Représentante de l’appelante : Joanne Davis

Intimé (prestataire) : D. G.

Introduction

[1] Le 23 mai 2013, le conseil arbitral (conseil) a accueilli l’appel du prestataire alors que la Commission de l’assurance-emploi du Canada (appelante) avait déterminé que le prestataire (intimé dans cet appel) n’avait pas accumulé le nombre d’heures d’emploi assurable requis pour être admissible au bénéfice des prestations à partir du 10 février 2013.

[2] Une demande de permission d’en appeler de la décision du conseil a été présentée à la division d’appel du Tribunal le 11 juin 2013, et elle a été accordée le 24 juillet 2015.

[3] Le Tribunal a tenu une audience par téléconférence pour les raisons suivantes :

  1. l’absence de complexité de la ou des questions faisant l’objet de l’appel ;
  2. les renseignements au dossier, y compris le besoin de renseignements supplémentaires ;
  3. le besoin, en vertu du Règlement sur le Tribunal de la sécurité sociale, de veiller à ce que l’instance se déroule de la manière la plus informelle et expéditive que les circonstances, l’équité et la justice naturelle permettent.

Question en litige

[4] La division d’appel du Tribunal doit décider :

  1. si la décision du conseil a été fondée sur une erreur de droit ;
  2. s’il convient de rejeter l’appel, de rendre la décision que le conseil aurait dû rendre, de renvoyer l’affaire à la division générale afin qu’elle la révise ou qu’elle maintienne sa décision initiale, ou encore, de confirmer, d’infirmer ou de modifier la décision du conseil.

Droit applicable

[5] Aux termes du paragraphe 58(1) de la Loi sur le ministère de l’Emploi et du Développement social (Loi sur le MEDS), les seuls moyens d’appel sont les suivants :

  1. a) la division générale n’a pas observé un principe de justice naturelle ou a autrement excédé ou refusé d’exercer sa compétence ;
  2. b) elle a rendu une décision entachée d’une erreur de droit, que l’erreur ressorte ou non à la lecture du dossier ;
  3. c) elle a fondé sa décision sur une conclusion de fait erronée, tirée de façon abusive ou arbitraire ou sans tenir compte des éléments portés à sa connaissance.

[6] À nos fins, la décision du conseil est considérée comme une décision de la division générale.

[7] La permission d’en appeler a été accordée pour la raison que l’appelante avait exposé des motifs se rattachant aux moyens d’appel énumérés et qu’au moins un de ces motifs conférait à l’appel une chance raisonnable de succès, plus précisément le motif faisant intervenir le moyen d’appel prévu à l’alinéa 58(1)b) de la Loi sur le MEDS.
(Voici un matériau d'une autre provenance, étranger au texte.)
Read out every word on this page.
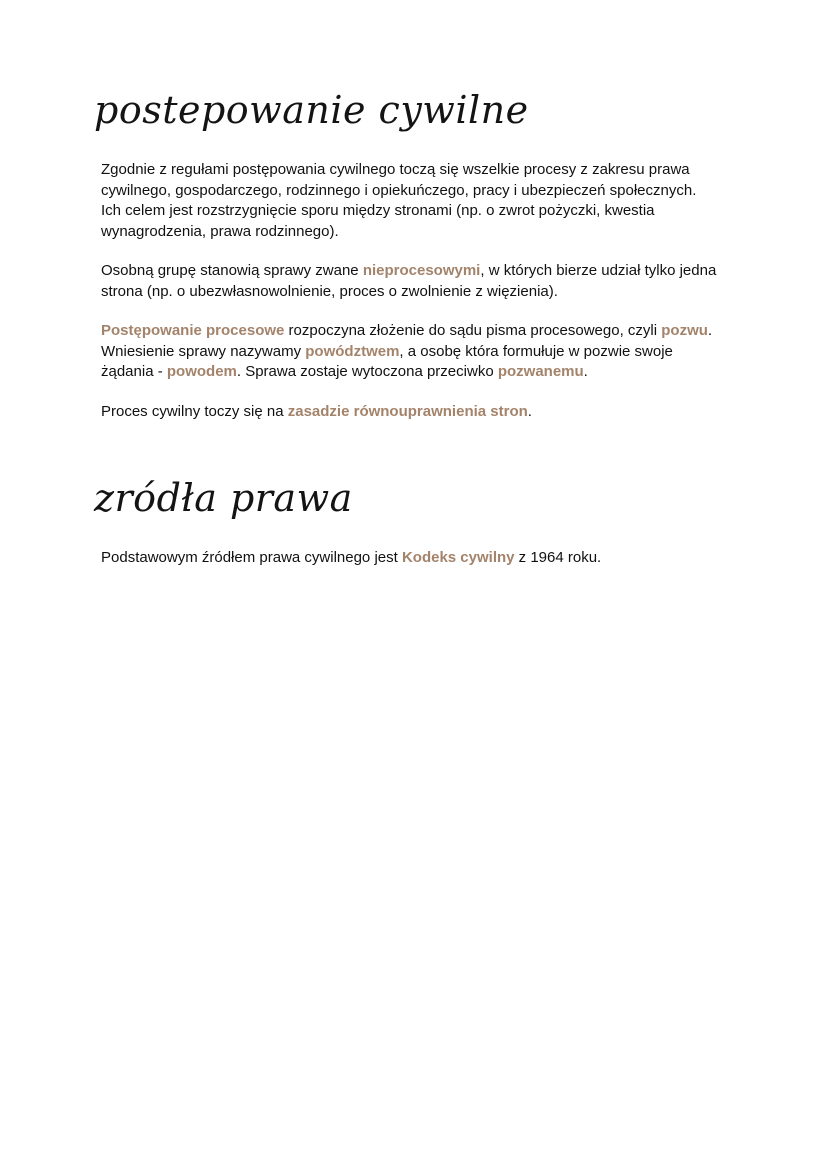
postepowanie cywilne

Zgodnie z regułami postępowania cywilnego toczą się wszelkie procesy z zakresu prawa
cywilnego, gospodarczego, rodzinnego i opiekuńczego, pracy i ubezpieczeń społecznych.
Ich celem jest rozstrzygnięcie sporu między stronami (np. o zwrot pożyczki, kwestia
wynagrodzenia, prawa rodzinnego).

Osobną grupę stanowią sprawy zwane nieprocesowymi, w których bierze udział tylko jedna
strona (np. o ubezwłasnowolnienie, proces o zwolnienie z więzienia).

Postępowanie procesowe rozpoczyna złożenie do sądu pisma procesowego, czyli pozwu.
Wniesienie sprawy nazywamy powództwem, a osobę która formułuje w pozwie swoje
żądania - powodem. Sprawa zostaje wytoczona przeciwko pozwanemu.

Proces cywilny toczy się na zasadzie równouprawnienia stron.

zródła prawa

Podstawowym źródłem prawa cywilnego jest Kodeks cywilny z 1964 roku.
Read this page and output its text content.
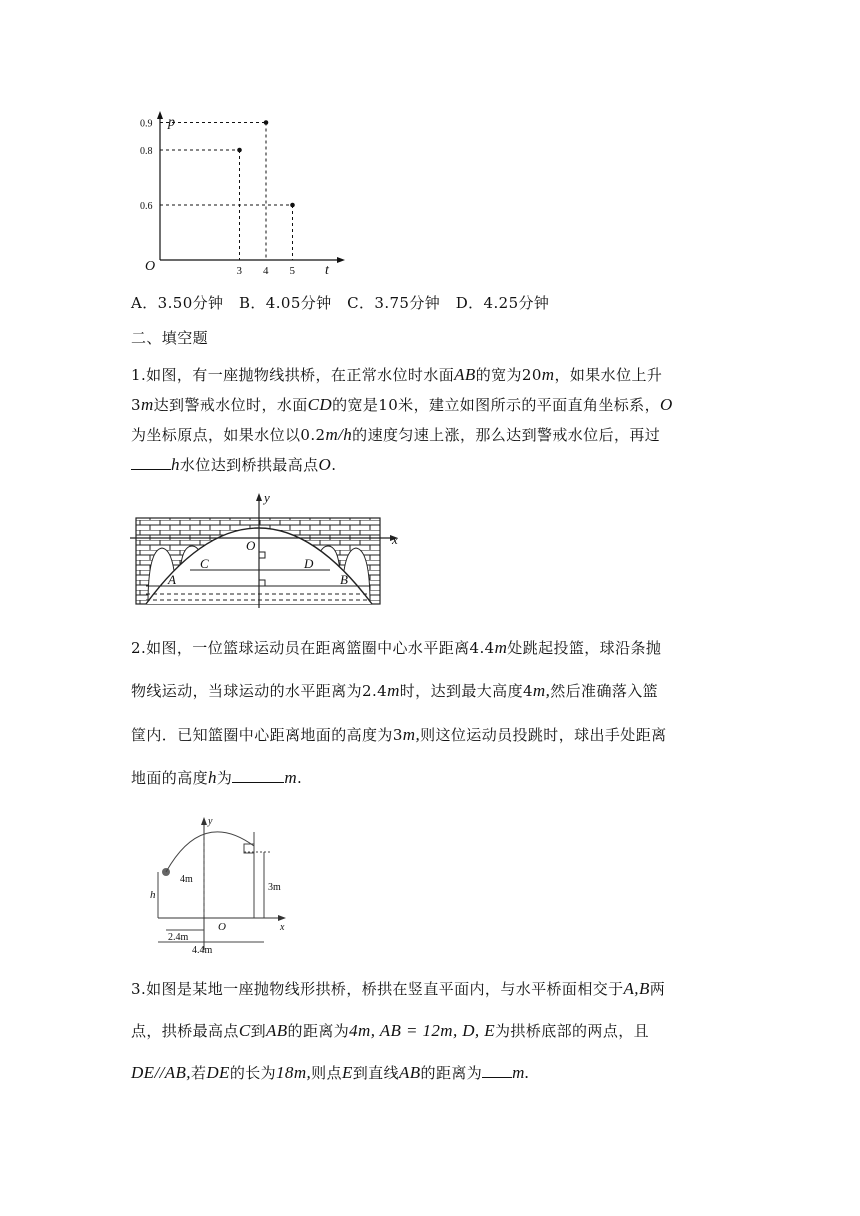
p
t
O	3 4 5
0.9
0.8
0.6
A．3.50分钟 B．4.05分钟 C．3.75分钟 D．4.25分钟
二、填空题
1.如图，有一座抛物线拱桥，在正常水位时水面AB的宽为20m，如果水位上升
3m达到警戒水位时，水面CD的宽是10米，建立如图所示的平面直角坐标系，O
为坐标原点，如果水位以0.2m/h的速度匀速上涨，那么达到警戒水位后，再过
h水位达到桥拱最高点O.
y
x
O
C	D
A	B
2.如图，一位篮球运动员在距离篮圈中心水平距离4.4m处跳起投篮，球沿条抛
物线运动，当球运动的水平距离为2.4m时，达到最大高度4m,然后准确落入篮
筐内．已知篮圈中心距离地面的高度为3m,则这位运动员投跳时，球出手处距离
地面的高度h为	m.
y
x
h
4m
3m
O
2.4m
4.4m
3.如图是某地一座抛物线形拱桥，桥拱在竖直平面内，与水平桥面相交于A,B两
点，拱桥最高点C到AB的距离为4m, AB = 12m, D, E为拱桥底部的两点，且
DE//AB,若DE的长为18m,则点E到直线AB的距离为 m.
[8] Le paragraphe 59(1) de la Loi sur le MEDS énonce les pouvoirs de la division d’appel.

Observations

[9] L’appelante a fait valoir que la norme de contrôle pour les questions de droit est la décision correcte.

[10] L’appelante a soutenu que le conseil avait commis une erreur de droit pour les raisons suivantes :

  1. La seule question que doit trancher le conseil est à savoir si le prestataire avait accumulé un nombre suffisant d’heures d’emploi assurable pour être admissible au bénéfice des prestations à partir du 10 février 2013, en vertu de l’article 7 de la Loi sur l’assurance-emploi (Loi sur l’AE) ;
  2. Le conseil a conclu que la demande actuelle du prestataire aurait dû être considérée comme une extension de sa demande antérieure, en vertu de l’article 10 de la « Loi ». Cependant, il n’est pas clair à quelle loi s’est référé le conseil. L’article 10 de la Loi sur l’AE autorise une prolongation de la période de prestations dans certains cas particuliers, mais aucun d’entre eux ne s’applique à la situation du prestataire ;
  3. Le prestataire ne satisfaisait pas aux critères pour obtenir une prolongation de sa période de référence en vertu de l’article 8 de la Loi sur l’AE. Cependant, après prolongation de sa période de référence, il n’est pas admissible aux prestations à partir du 10 février 2013, car il n’a accumulé aucune des 630 heures d’emploi assurable requises pour qu’il reçoive des prestations d’AE, conformément à l’alinéa 7(2)b) de la Loi sur l’AE.
  4. Les conditions d’admissibilité prévues à l’alinéa 7(2)b) de la Loi sur l’AE ne permettent aucune incohérence et ne confèrent aucun pouvoir discrétionnaire.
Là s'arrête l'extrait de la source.